Citigroup sees another 20 per cent upside in Chinese stocks this year on spending stimulus
- Hang Seng Index can deliver another 20 per cent gain this year as policymakers in Beijing step up spending on infrastructure projects
- Citigroup also sees potential for about 10 per cent gain in the CSI 300 Index of onshore stocks, Hong Kong-based strategist Liu says

Infrastructure investments rose by 7.1 per cent in the first six months this year, according to government data, against the US bank’s forecast for a 7.7 per cent annual gain. That will augment measures by the central bank and other authorities to inject more liquidity, lower borrowing costs and ease a credit crunch among property developers.
“As the Chinese economy picks up, that would create more momentum for investors to price in all those positive factors,” Liu Ka-ho, head of investment strategy at its banking unit in Hong Kong, said in a July 11 interview. “We are seeing pro-growth policies, very importantly in the infrastructure investment push.”

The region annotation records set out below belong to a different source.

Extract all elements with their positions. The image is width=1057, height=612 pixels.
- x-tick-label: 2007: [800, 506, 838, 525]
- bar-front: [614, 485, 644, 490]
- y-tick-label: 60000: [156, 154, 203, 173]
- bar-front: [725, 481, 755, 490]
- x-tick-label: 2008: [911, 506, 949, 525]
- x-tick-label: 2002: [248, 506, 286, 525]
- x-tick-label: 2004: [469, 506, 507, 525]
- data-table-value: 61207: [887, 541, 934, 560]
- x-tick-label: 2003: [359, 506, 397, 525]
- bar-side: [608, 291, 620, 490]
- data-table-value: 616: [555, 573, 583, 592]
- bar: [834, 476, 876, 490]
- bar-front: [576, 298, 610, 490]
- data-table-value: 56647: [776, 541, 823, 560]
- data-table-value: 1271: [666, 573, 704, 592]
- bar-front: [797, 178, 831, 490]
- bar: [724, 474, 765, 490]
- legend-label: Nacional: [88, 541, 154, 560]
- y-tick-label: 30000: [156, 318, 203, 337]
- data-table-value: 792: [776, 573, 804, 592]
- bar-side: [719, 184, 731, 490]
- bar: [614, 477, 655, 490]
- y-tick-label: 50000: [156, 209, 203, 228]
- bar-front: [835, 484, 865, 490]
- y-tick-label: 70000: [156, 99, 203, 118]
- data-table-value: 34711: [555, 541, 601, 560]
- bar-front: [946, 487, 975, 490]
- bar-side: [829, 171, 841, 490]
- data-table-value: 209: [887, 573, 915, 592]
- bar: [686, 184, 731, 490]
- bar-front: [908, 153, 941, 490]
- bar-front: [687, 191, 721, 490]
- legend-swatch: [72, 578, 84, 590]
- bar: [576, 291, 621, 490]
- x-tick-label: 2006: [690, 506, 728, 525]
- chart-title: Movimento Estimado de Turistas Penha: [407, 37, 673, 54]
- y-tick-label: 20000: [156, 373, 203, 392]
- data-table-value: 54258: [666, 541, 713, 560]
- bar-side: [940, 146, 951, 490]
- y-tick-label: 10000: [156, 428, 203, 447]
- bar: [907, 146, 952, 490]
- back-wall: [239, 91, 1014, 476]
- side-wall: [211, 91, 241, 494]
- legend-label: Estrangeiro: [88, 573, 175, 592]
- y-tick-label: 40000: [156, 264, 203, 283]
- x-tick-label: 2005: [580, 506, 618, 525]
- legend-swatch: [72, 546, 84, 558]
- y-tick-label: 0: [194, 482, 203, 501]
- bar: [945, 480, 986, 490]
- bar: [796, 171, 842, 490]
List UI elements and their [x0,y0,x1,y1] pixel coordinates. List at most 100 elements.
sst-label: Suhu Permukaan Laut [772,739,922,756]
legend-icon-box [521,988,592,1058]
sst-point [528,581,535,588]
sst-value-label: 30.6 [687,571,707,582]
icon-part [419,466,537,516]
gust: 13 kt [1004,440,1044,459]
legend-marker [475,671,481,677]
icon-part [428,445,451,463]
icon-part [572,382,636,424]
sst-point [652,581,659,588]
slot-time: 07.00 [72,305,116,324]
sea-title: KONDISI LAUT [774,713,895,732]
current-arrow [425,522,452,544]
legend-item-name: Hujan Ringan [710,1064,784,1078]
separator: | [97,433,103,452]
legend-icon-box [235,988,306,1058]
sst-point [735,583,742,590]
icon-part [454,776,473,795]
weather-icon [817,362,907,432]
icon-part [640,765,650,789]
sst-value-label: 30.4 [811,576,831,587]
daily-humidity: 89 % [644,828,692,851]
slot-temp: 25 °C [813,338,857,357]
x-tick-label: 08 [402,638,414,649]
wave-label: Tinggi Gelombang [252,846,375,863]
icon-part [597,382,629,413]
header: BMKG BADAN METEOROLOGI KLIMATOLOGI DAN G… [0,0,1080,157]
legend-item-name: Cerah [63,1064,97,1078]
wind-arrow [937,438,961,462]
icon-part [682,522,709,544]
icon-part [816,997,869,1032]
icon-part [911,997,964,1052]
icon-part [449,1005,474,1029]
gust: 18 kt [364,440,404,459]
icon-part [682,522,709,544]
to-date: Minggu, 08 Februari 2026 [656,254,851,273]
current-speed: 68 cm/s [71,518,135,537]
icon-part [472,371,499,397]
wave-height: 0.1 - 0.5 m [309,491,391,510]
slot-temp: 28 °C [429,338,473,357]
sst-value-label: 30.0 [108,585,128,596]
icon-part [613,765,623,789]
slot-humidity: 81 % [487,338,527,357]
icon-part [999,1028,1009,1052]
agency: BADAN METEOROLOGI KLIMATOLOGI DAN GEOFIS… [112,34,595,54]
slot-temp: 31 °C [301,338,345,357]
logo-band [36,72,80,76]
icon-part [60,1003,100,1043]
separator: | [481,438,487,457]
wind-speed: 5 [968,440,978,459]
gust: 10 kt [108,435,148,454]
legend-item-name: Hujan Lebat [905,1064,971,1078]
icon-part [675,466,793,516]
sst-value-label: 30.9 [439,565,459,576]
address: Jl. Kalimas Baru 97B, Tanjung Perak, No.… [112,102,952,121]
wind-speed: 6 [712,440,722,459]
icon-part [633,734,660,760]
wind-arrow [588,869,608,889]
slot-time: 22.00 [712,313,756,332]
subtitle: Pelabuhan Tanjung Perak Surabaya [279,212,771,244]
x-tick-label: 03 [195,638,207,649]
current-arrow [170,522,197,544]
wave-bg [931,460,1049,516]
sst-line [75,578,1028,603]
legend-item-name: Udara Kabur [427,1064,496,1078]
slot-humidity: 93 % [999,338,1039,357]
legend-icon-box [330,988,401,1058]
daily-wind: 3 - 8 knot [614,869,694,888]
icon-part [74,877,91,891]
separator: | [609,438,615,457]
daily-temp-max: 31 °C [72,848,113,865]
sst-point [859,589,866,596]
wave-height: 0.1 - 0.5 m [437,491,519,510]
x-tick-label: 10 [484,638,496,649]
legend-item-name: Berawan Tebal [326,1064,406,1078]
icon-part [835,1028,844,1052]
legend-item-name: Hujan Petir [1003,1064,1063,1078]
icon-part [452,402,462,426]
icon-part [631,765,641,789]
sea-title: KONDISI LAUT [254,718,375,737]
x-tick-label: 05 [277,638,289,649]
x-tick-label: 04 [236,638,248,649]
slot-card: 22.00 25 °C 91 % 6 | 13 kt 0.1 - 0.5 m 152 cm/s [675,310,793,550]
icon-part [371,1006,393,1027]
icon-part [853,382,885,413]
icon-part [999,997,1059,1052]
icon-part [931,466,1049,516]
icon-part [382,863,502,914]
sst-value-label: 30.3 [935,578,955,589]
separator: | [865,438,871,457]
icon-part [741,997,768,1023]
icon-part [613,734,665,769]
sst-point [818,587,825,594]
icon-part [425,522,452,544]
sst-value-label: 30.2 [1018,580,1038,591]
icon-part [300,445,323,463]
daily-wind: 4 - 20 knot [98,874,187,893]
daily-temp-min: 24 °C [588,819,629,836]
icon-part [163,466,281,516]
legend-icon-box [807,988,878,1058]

The Hang Seng Index could climb to 24,300 points by the end of the year, or about 20 per cent from the closing level on Friday. Liu also forecast the CSI 300 Index of mainland China’s biggest stocks to advance by 9.5 per cent.
Bets on more stimulus grew after China’s economy expanded by 0.4 per cent last quarter amid Covid-19 fallouts, the slowest since the onset of Covid-19 pandemic in early 2020. Investors are also looking for Beijing to tone down its crackdown on tech companies, tweak its zero-Covid strategy and temper the housing crisis.